Actualmente integra la Sociedad Rural Argentina y la Asociación Argentina de Criadores de Limousin, entidad en la que además forma parte de la comisión directiva en el año de su 60° aniversario.

UNA PRODUCCIÓN QUE NO TERMINA EN LA CRÍA

Para este esperado debut eligió presentar una vaca con cría al pie, una de las categorías más representativas de la raza Limousin, reconocida por su aptitud carnicera, fertilidad y eficiencia productiva.

Gracias a su destacado desarrollo muscular, estos animales logran rendimientos superiores al 60% al gancho, una característica que los ubica entre las razas de carne más valoradas.

Pero para Fittipaldi la producción no termina cuando nacen los animales.

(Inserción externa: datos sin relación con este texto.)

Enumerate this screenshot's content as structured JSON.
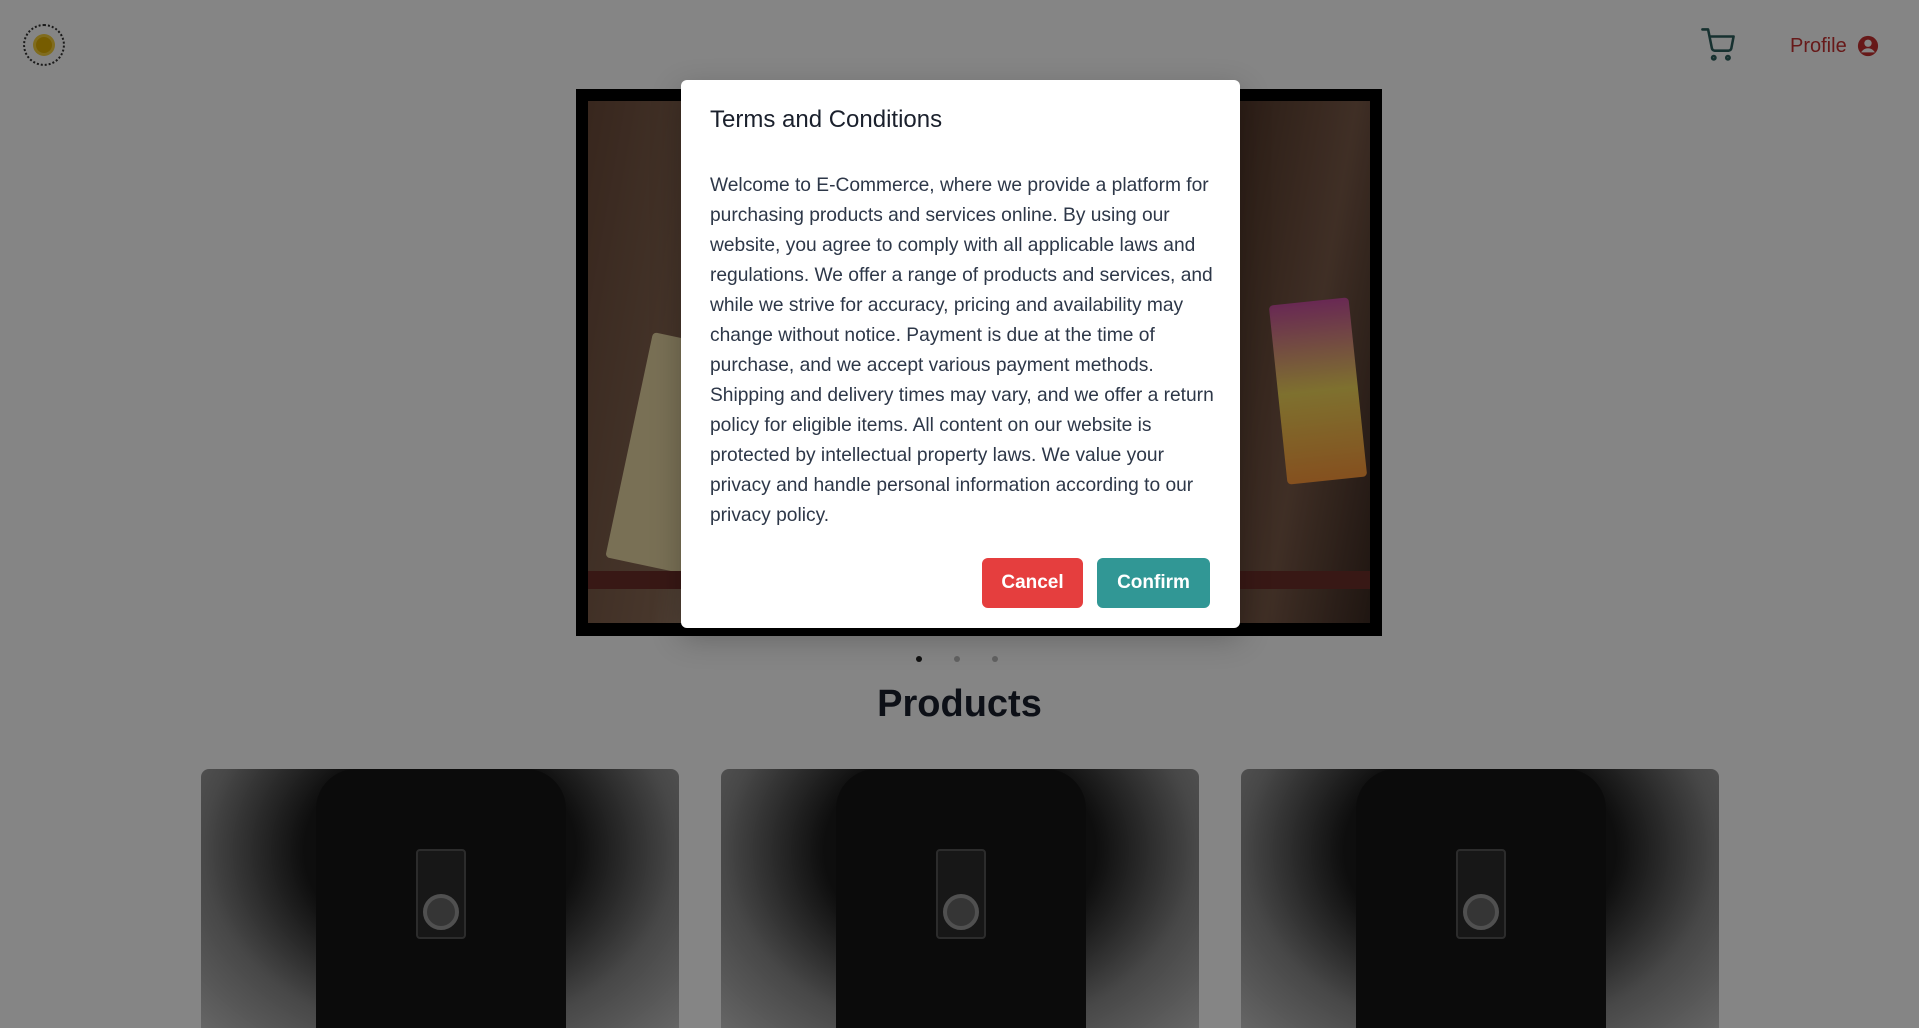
{
  "header": {
    "logo_icon": "ecommerce-sun-logo",
    "cart_icon": "shopping-cart-icon",
    "profile_label": "Profile",
    "profile_icon": "user-circle-icon"
  },
  "carousel": {
    "dots": 3,
    "active_index": 0
  },
  "products": {
    "title": "Products",
    "items": [
      "product-1",
      "product-2",
      "product-3"
    ]
  },
  "modal": {
    "title": "Terms and Conditions",
    "body": "Welcome to E-Commerce, where we provide a platform for purchasing products and services online. By using our website, you agree to comply with all applicable laws and regulations. We offer a range of products and services, and while we strive for accuracy, pricing and availability may change without notice. Payment is due at the time of purchase, and we accept various payment methods. Shipping and delivery times may vary, and we offer a return policy for eligible items. All content on our website is protected by intellectual property laws. We value your privacy and handle personal information according to our privacy policy.",
    "cancel_label": "Cancel",
    "confirm_label": "Confirm"
  },
  "colors": {
    "profile_red": "#c53030",
    "cancel_red": "#e53e3e",
    "confirm_teal": "#319795",
    "cart_teal": "#2c5f5d"
  }
}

Su proyecto busca recorrer toda la cadena, desde la genética hasta el consumidor final.

Ese concepto cobra vida en El Estybo, una parrilla móvil de hierro diseñada especialmente para participar en eventos gastronómicos, donde ofrece cortes provenientes de su propia producción y completa un circuito que comienza en el campo y termina en el plato.

“Mi objetivo es disfrutar de cada uno de los episodios y de las etapas que se viven en el mundo del campo. Al ser una productora pequeña, puedo involucrarme en todo el proceso, desde la cría hasta la carne que llega al plato”, explica Fittipaldi.

HISTORIA PARA INSPIRAR A OTROS PRODUCTORES

La inquietud por mostrar esa realidad también la llevó a pensar en un nuevo desafío. Próximamente participará de un espacio televisivo dedicado a contar historias del campo desde la tranquera hacia adentro, con el propósito de visibilizar las experiencias de pequeños y medianos productores que construyen sus proyectos con esfuerzo, compromiso y perseverancia.

cabana El Estybo

Mientras espera la jura de la raza Limousin, la productora disfruta cada instante de una experiencia que imaginó durante muchos años. Porque más allá de cualquier cucarda, siente que el verdadero premio ya lo consiguió.

Después de más de tres décadas vinculada a la actividad, su presencia en Palermo demuestra que el tamaño de un establecimiento no siempre define la magnitud de un proyecto. A veces, alcanzar la pista central de la Rural es simplemente la consecuencia de una historia construida con paciencia, pasión y trabajo constante.